The IMF’s latest growth forecast for the Philippines is the fastest among members of the Association of Southeast Asian Nations (ASEAN) and the second fastest in the world next to India’s 7.4 percent growth for this year and 7.8 percent for next year.

China is expected to grow by 6.6 percent in 2018 and 6.4 percent in 2019, while Vietnam may grow by 6.6 percent in 2018 and 6.5 percent in 2019.

Based on the latest WEO, the ASEAN-5, which is composed of the Philippines, Vietnam, Indonesia, Thailand and Malaysia, may grow by 5.3 percent this year and 5.4 percent next year.

Yang said the strong growth forecast for the Philippines would be fueled by robust domestic demand and higher investments.
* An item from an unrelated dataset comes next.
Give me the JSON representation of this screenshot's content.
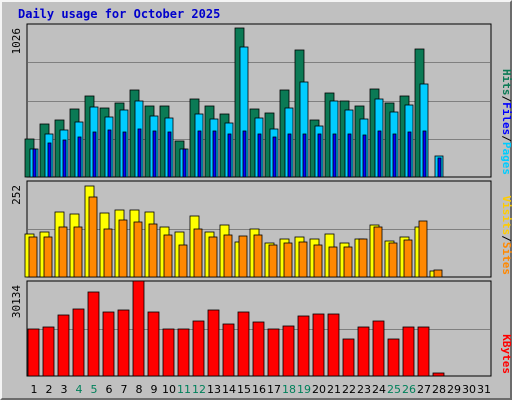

“We believe the Philippine economy will continue to grow strongly, driven by solid domestic demand and public investment,” Yang said.

Yang said the strong global growth of 3.9 percent for 2018 and 2019 would also provide a favorable external environment for the Philippines’s export sector, remittances, as well as the business process outsourcing (BPO) sector.

“Strong domestic reform momentum, including in the area of taxation and capital market development, bodes well for private sector investment, including foreign direct investments,” he said.